With stacked bales of clothes forming a wall at the end of the runway, Saif Bakir and Emma Hedlund gave a second lease of life to dead stock in their protest against the diminishing shelf life of collections and fashion’s growing mountain of waste. But the exercise also served to reinforce the house codes, offering a flashback of details and fragments of collections past.
Graphics from the brand’s biker jackets applied to mesh tank tops tops created a tattoo effect that enhanced the line’s Nineties feel. Versions patchworked with fragments of knits added a crafty note.
They also played with misfitting, oversize, thrift-store volumes on reworked bikers and the tailoring. The main jacket, elongated with broad shoulders and a boxy shape, sported zips at the wrist used to expose layers, falling open in a cape-like feminine gesture.

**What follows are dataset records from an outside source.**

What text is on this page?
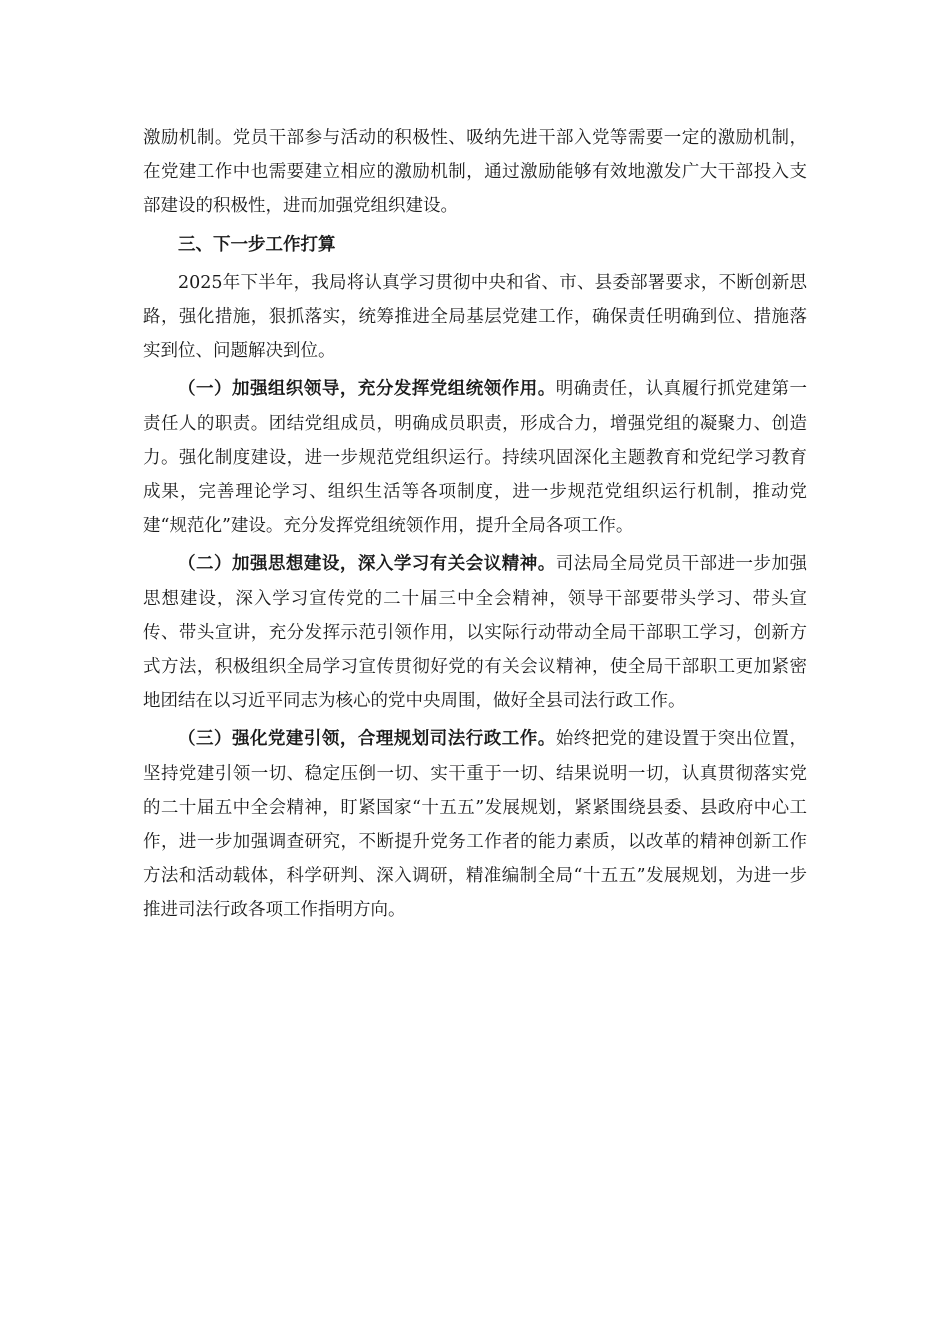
激励机制。党员干部参与活动的积极性、吸纳先进干部入党等需要一定的激励机制，在党建工作中也需要建立相应的激励机制，通过激励能够有效地激发广大干部投入支部建设的积极性，进而加强党组织建设。

三、下一步工作打算

2025年下半年，我局将认真学习贯彻中央和省、市、县委部署要求，不断创新思路，强化措施，狠抓落实，统筹推进全局基层党建工作，确保责任明确到位、措施落实到位、问题解决到位。

（一）加强组织领导，充分发挥党组统领作用。明确责任，认真履行抓党建第一责任人的职责。团结党组成员，明确成员职责，形成合力，增强党组的凝聚力、创造力。强化制度建设，进一步规范党组织运行。持续巩固深化主题教育和党纪学习教育成果，完善理论学习、组织生活等各项制度，进一步规范党组织运行机制，推动党建“规范化”建设。充分发挥党组统领作用，提升全局各项工作。

（二）加强思想建设，深入学习有关会议精神。司法局全局党员干部进一步加强思想建设，深入学习宣传党的二十届三中全会精神，领导干部要带头学习、带头宣传、带头宣讲，充分发挥示范引领作用，以实际行动带动全局干部职工学习，创新方式方法，积极组织全局学习宣传贯彻好党的有关会议精神，使全局干部职工更加紧密地团结在以习近平同志为核心的党中央周围，做好全县司法行政工作。

（三）强化党建引领，合理规划司法行政工作。始终把党的建设置于突出位置，坚持党建引领一切、稳定压倒一切、实干重于一切、结果说明一切，认真贯彻落实党的二十届五中全会精神，盯紧国家“十五五”发展规划，紧紧围绕县委、县政府中心工作，进一步加强调查研究，不断提升党务工作者的能力素质，以改革的精神创新工作方法和活动载体，科学研判、深入调研，精准编制全局“十五五”发展规划，为进一步推进司法行政各项工作指明方向。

The silhouettes were simple but with visual impact, like the denim etched with symbols of mass consumption, and details like black fishnet underlayers and biker-style upper sections on pants, sometimes in leather, sporting asymmetric closures.
The overall attitude had a strong on-trend club-kid flavor, with sheer shirting and electric-blue and silver biker pants worked into the clothing. Not forgetting the quirky, battered footwear, courtesy of a collaboration with Helen Kirkum, based on fusions of recycled sneakers and clompy leather Cmmn Swdn shoes.